First, it clears up the controversy around the assertion that PRISM involves nine tech companies providing "direct access" to their servers.
From AP (emphasis ours):
Technology experts and a former government official say that ["direct access"] phrasing, taken from a PowerPoint slide describing the program, was likely meant to differentiate Prism's neatly organized, company-provided data from the unstructured information snatched out of the Internet's major pipelines.
In slide made public by the newspapers, NSA analysts were encouraged to use data coming from both Prism and from the fiber-optic cables.
Prism, as its name suggests, helps narrow and focus the stream.
So PRISM leverages the direct access the NSA has to the Internet's major pipelines and then uses court orders authorized by Section 702 of the Foreign Intelligence Surveillance Act (FISA) to collect specific data from tech companies.
[UPDATE 7/11] Here's the corresponding PRISM slide, published by The Washington Post:
Here's how the AP explains the court order part (emphasis ours):
Every year, the attorney general and the director of national intelligence spell out in a classified document how the government plans to gather intelligence on foreigners overseas.
By law, the certification can be broad.
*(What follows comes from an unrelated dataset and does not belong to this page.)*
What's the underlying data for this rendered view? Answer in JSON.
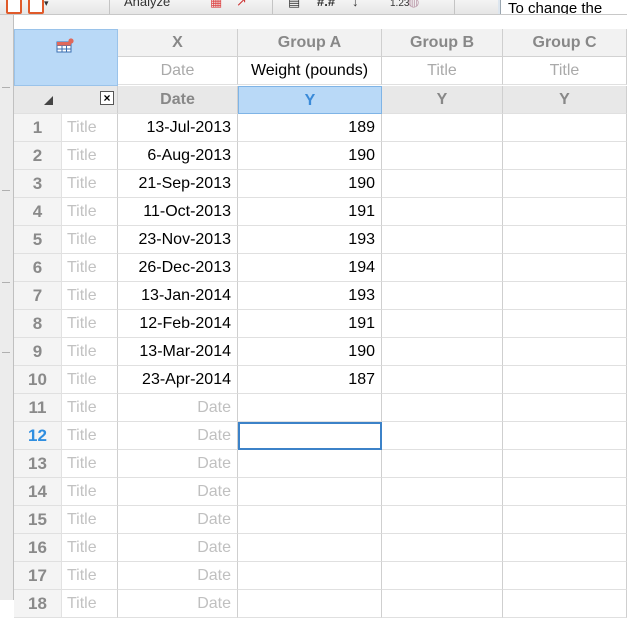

The government isn't required to identify specific targets or places.
A federal judge, in a secret order, approves the plan.
With that, the government can issue "directives" to Internet companies to turn over information.
While the court provides the government with broad authority to seize records, the directives themselves typically are specific, said one former associate general counsel at a major Internet company. They identify a specific target or groups of targets. Other company officials recall similar experiences.
All adamantly denied turning over the kind of broad swaths of data that many people believed when the Prism documents were first released.
Here's where it's still murky — the government has a authority to take troves of data, and wants as much data as possible, but tech companies say they aren't providing broad swaths of data.
When PRISM leaked, The Washington Post reported that the 702 orders given to tech companies "serve as one-time blanket approvals for data acquisition and surveillance on selected foreign targets for periods of as long as a year."
Tech companies say it doesn't play out that way.
Microsoft said in a statement: "We only ever comply with orders for requests about specific accounts or identifiers."
Google chief architect Yonatan Zunger wrote that Google only responds to "lawful, specific orders about individuals.”
And Facebook revealed it received between 9,000 and 10,000 requests for user data in the second half of last year, and said "we respond only as required by law."
So it remains to be seen how just much data the NSA can acquire from tech companies.
It should be noted that in July the court that was established to "hear applications for and grant orders approving electronic surveillance," called the Foreign Intelligence Surveillance Court (FISC), found that government 7o2 orders at the heart of PRISM had violated the Fourth Amendment's restriction against unreasonable searches and seizures "on at least one occasion."